Field of Science

Resistance is inevitable

Today’s Washington Post has an article by David Brown reporting on an alarming upsurge in the number of cases of tuberculosis that are resistant to some or all known antibiotics. The headline is that 5% of TB cases are now drug resistant, but the substance is much more alarming. In some regions of the former Soviet Union, drug-resistant TB accounts for 20% of cases, and the true rates might be even higher. These TB strains are not only drug resistant, but deadly: as David Brown reports, the death rate in untreated cases is “close to 100 percent.” 100% mortality is truly frightening.

Why should we worry about this? Well, there are (at least) two reasons:
1. Spread is inevitable. The countries of the former Soviet Union, where these new TB strains are spreading, are no longer isolated from the rest of the world. Humans travel freely among all countries now. And tuberculosis doesn’t make everyone sick – some people can carry it without knowing that they have it. A major TB outbreak could pop up anywhere before we even realize that a carrier has been spreading the disease.

2. Resistance is inevitable. The Borg on Star Trek: TNG liked to warn their targets, “resistance is futile.” In the world of infectious diseases, though, we have a different saying, thanks to Mark Crislip of Quackcast: resistance is inevitable. What that means is that whenever we come up with a new drug, the bacteria or viruses will inevitably develop resistance to it.
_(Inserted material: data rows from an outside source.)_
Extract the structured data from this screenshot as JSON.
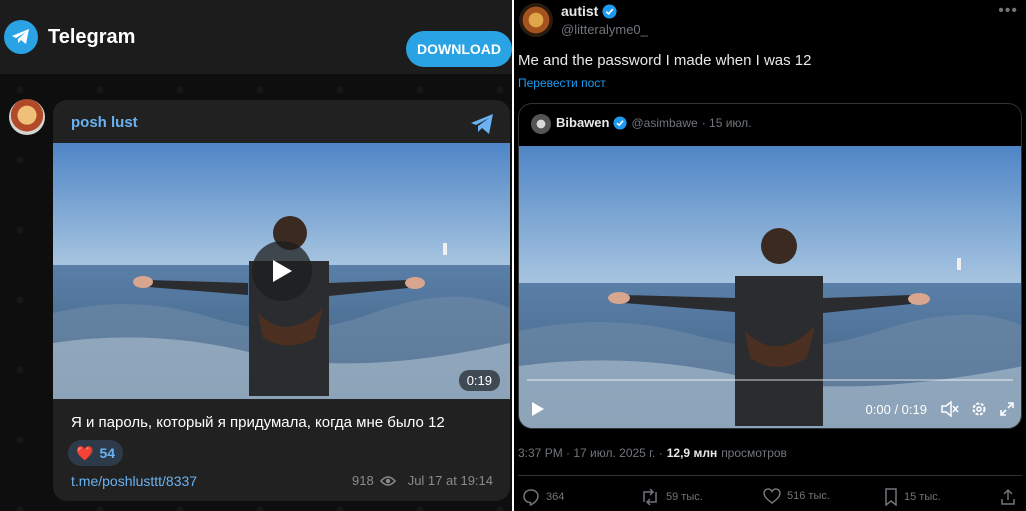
{
  "telegram": {
    "app_title": "Telegram",
    "download_label": "DOWNLOAD",
    "channel_name": "posh lust",
    "video_duration": "0:19",
    "caption": "Я и пароль, который я придумала, когда мне было 12",
    "reaction": {
      "emoji": "❤️",
      "count": "54"
    },
    "post_link": "t.me/poshlusttt/8337",
    "views": "918",
    "timestamp": "Jul 17 at 19:14",
    "accent": "#2aa3e4",
    "link_color": "#6ab2f2"
  },
  "x_post": {
    "author_name": "autist",
    "author_handle": "@litteralyme0_",
    "text": "Me and the password I made when I was 12",
    "translate_label": "Перевести пост",
    "quote": {
      "author_name": "Bibawen",
      "author_handle": "@asimbawe",
      "date": "· 15 июл.",
      "time_display": "0:00 / 0:19"
    },
    "post_time": "3:37 PM · 17 июл. 2025 г. ·",
    "views_count": "12,9 млн",
    "views_label": "просмотров",
    "actions": {
      "replies": "364",
      "reposts": "59 тыс.",
      "likes": "516 тыс.",
      "bookmarks": "15 тыс."
    },
    "verified_color": "#1d9bf0"
  }
}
For the bacteria, resistance is not futile – it’s an extremely effective way to survive. Multi-drug resistant (MDR) TB, which is resistant to the two most commonly used drugs, rifampin and isonizid, is spreading rapidly. Even worse, a new strain of “extremely” drug-resistant (XDR) TB is resistant to those two drugs plus two others, leaving basically no effective means of treatment.
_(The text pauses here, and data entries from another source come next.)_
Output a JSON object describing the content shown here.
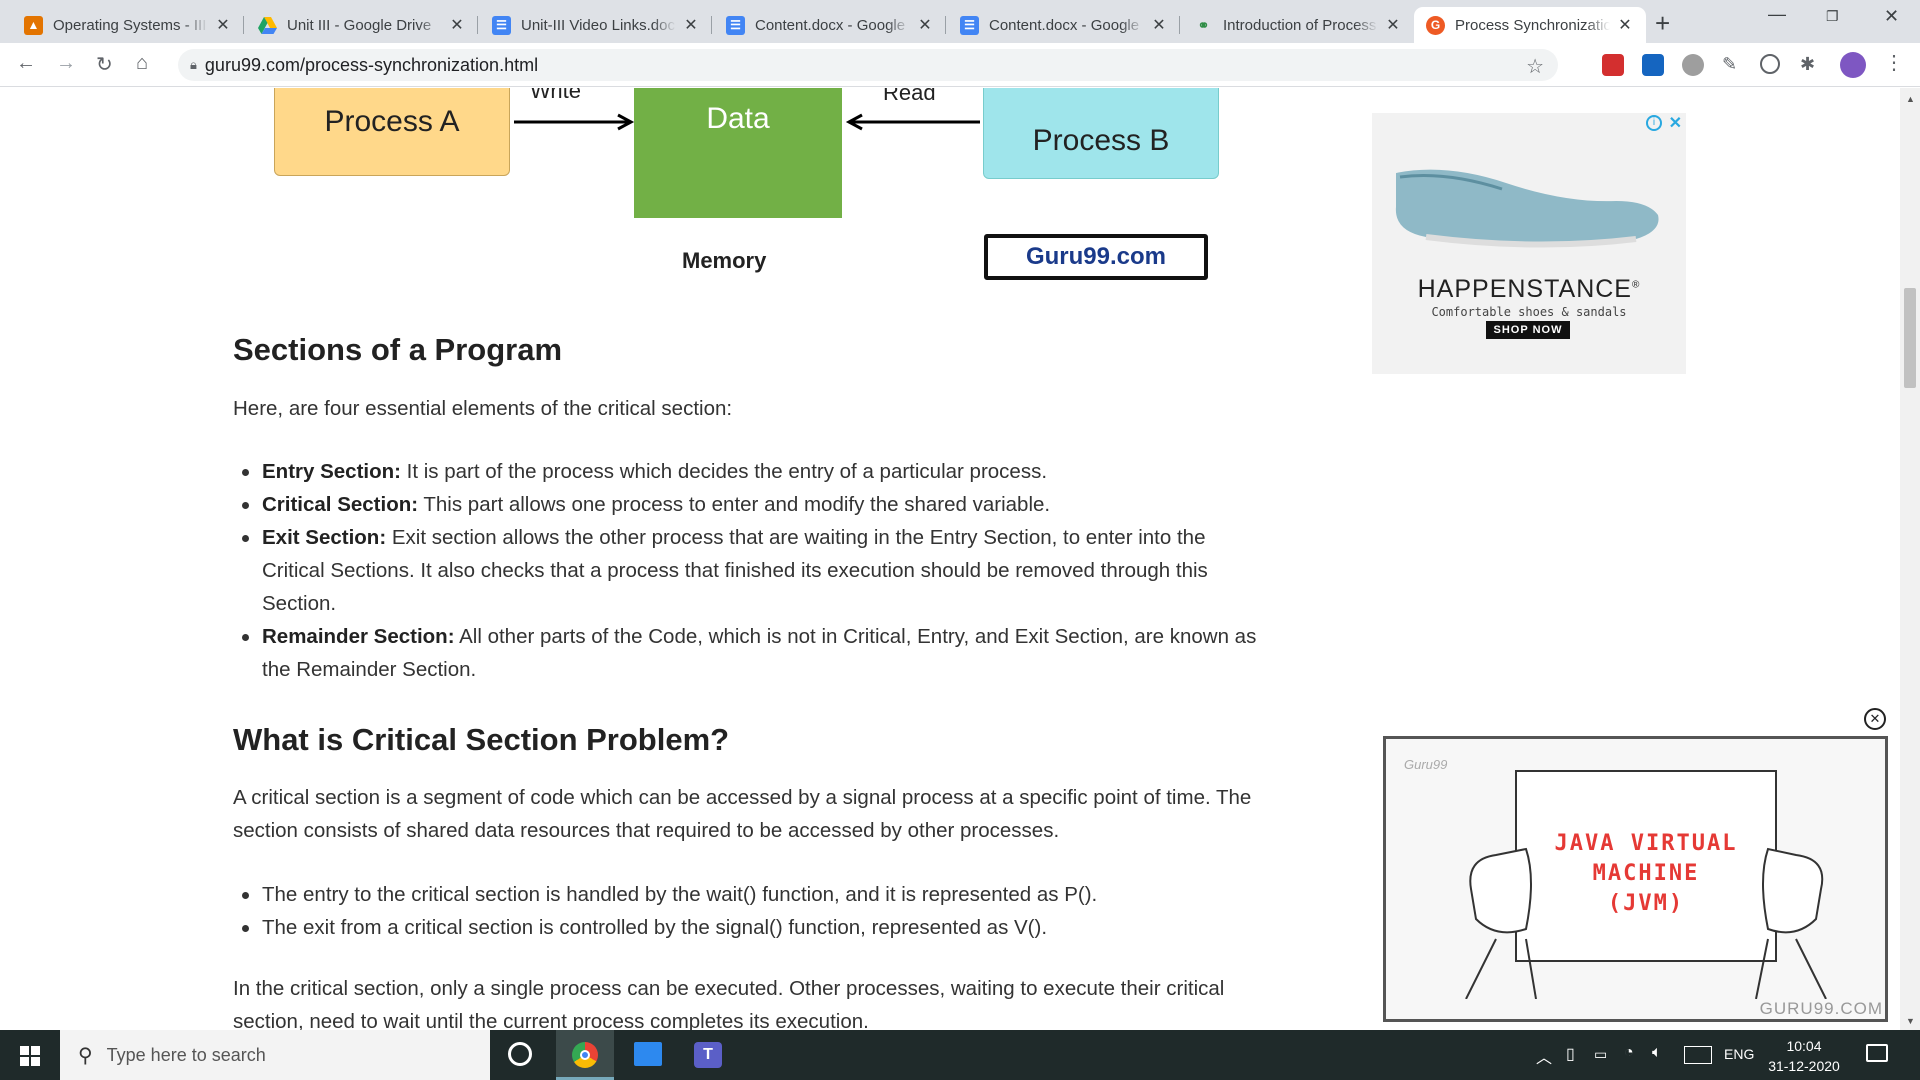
{
  "tabs": [
    {
      "title": "Operating Systems - III",
      "icon": "classroom-icon",
      "color": "#e37400"
    },
    {
      "title": "Unit III - Google Drive",
      "icon": "google-drive-icon",
      "color": "#1fa463"
    },
    {
      "title": "Unit-III Video Links.doc",
      "icon": "google-docs-icon",
      "color": "#4285f4"
    },
    {
      "title": "Content.docx - Google",
      "icon": "google-docs-icon",
      "color": "#4285f4"
    },
    {
      "title": "Content.docx - Google",
      "icon": "google-docs-icon",
      "color": "#4285f4"
    },
    {
      "title": "Introduction of Process",
      "icon": "geeksforgeeks-icon",
      "color": "#2f8d46"
    },
    {
      "title": "Process Synchronizatio",
      "icon": "guru99-icon",
      "color": "#ee5a24"
    }
  ],
  "address": {
    "url": "guru99.com/process-synchronization.html"
  },
  "diagram": {
    "process_a": "Process A",
    "data": "Data",
    "process_b": "Process B",
    "write": "Write",
    "read": "Read",
    "memory": "Memory",
    "logo": "Guru99.com"
  },
  "article": {
    "h_sections": "Sections of a Program",
    "p_intro": "Here, are four essential elements of the critical section:",
    "items": [
      {
        "term": "Entry Section:",
        "text": " It is part of the process which decides the entry of a particular process."
      },
      {
        "term": "Critical Section:",
        "text": " This part allows one process to enter and modify the shared variable."
      },
      {
        "term": "Exit Section:",
        "text": " Exit section allows the other process that are waiting in the Entry Section, to enter into the Critical Sections. It also checks that a process that finished its execution should be removed through this Section."
      },
      {
        "term": "Remainder Section:",
        "text": " All other parts of the Code, which is not in Critical, Entry, and Exit Section, are known as the Remainder Section."
      }
    ],
    "h_problem": "What is Critical Section Problem?",
    "p_problem": "A critical section is a segment of code which can be accessed by a signal process at a specific point of time. The section consists of shared data resources that required to be accessed by other processes.",
    "bullets2": [
      "The entry to the critical section is handled by the wait() function, and it is represented as P().",
      "The exit from a critical section is controlled by the signal() function, represented as V()."
    ],
    "p_last": "In the critical section, only a single process can be executed. Other processes, waiting to execute their critical section, need to wait until the current process completes its execution."
  },
  "ad": {
    "brand": "HAPPENSTANCE",
    "reg": "®",
    "tagline": "Comfortable shoes & sandals",
    "cta": "SHOP NOW"
  },
  "video": {
    "watermark": "Guru99",
    "board_line1": "JAVA VIRTUAL",
    "board_line2": "MACHINE",
    "board_line3": "(JVM)",
    "corner": "GURU99.COM"
  },
  "taskbar": {
    "search_placeholder": "Type here to search",
    "lang": "ENG",
    "time": "10:04",
    "date": "31-12-2020"
  }
}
I was surprised to read in Brown’s article that Mario Raviglione, the head of the WHO’s tuberculosis department said that the rate of multi-drug resistant infections “wouldn’t go over 10 percent.” I guess he’s much more optimistic than I am. I wouldn't be surprised if the rate went to 50% or even higher. Whenever we get a new drug, we use it – of course. But when we use it, we begin the evolutionary process of selection in favor of drug-resistant strains. Unless you can make sure that every patient is completely cured – an unrealistic goal – then some amount of resistance will begin to emerge.

In the 19th and early 20th centuries, TB was a scourge of all civilized countries. Countless millions, including many famous authors and artists, died of TB (including Balzac, the Bronte sisters, Camus, Kafka, Keats, Thomas Wolfe, and many more). Most of us probably assume that era will never return – but it might. What can we do to prevent it? We need better surveillance of the TB strains now spreading, and even more urgently, we need new drugs. I think that our government(s) should develop these drugs, rather than leaving it to the whims of private companies, but that puts me in a rather small minority here in the U.S. Our best hope for new drugs right now is probably the Gates Foundation, which has made combating TB and malaria its top two priorities. In a much smaller way, everyone can do their part by warning others against the mis-use and overuse of antibiotics. We can’t stop the spread of drug resistance, but at least we can slow it down.